In some videos circulating online, some men were chatting: “Shiite Shiite” on the streets, as residents were running from the gunfire.

The tensions over the port blast add to Lebanon’s enormous multiple troubles, including an unprecedented economic and financial meltdown, an energy crisis leading to extended electricity blackouts, hyperinflation and soaring poverty.

Chemaly said said there was no electricity for her to follow on TV what was going on. So she knew nothing of the situation on the ground and opted for safety. After spending some time in the shelter, she moved to the first floor to stay with her neighbors away from the fire.

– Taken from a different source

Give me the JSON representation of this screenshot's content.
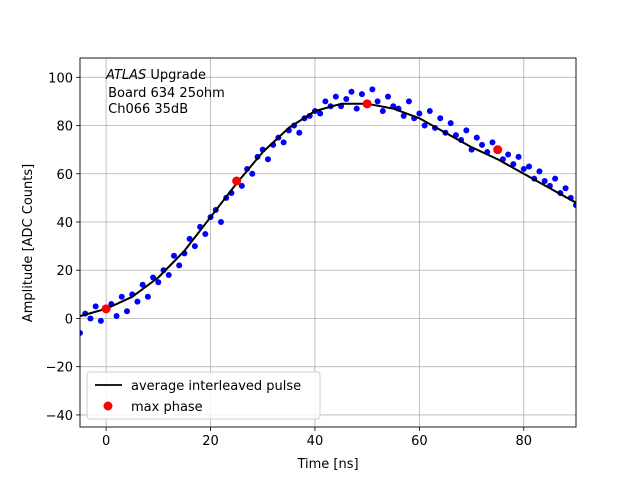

“I know there was so much mobilization from the night before, all predicting that a war would erupt,” Chemaly, who heads a local NGOs that provides social services. Civil war erupting “is the last card they have to use. They have (driven) us into bankruptcy, devastation and now they are scaring us with the specter of civil war.”

The armed clash could derail the country’s month-old government of Prime Minister Najib Mikati even before it begins tackling Lebanon’s economic meltdown.

A Cabinet meeting was canceled Wednesday after Hezbollah demanded urgent government action against the judge. One Hezbollah-allied minister said he and other Cabinet members would stage a walkout if Bitar isn’t removed.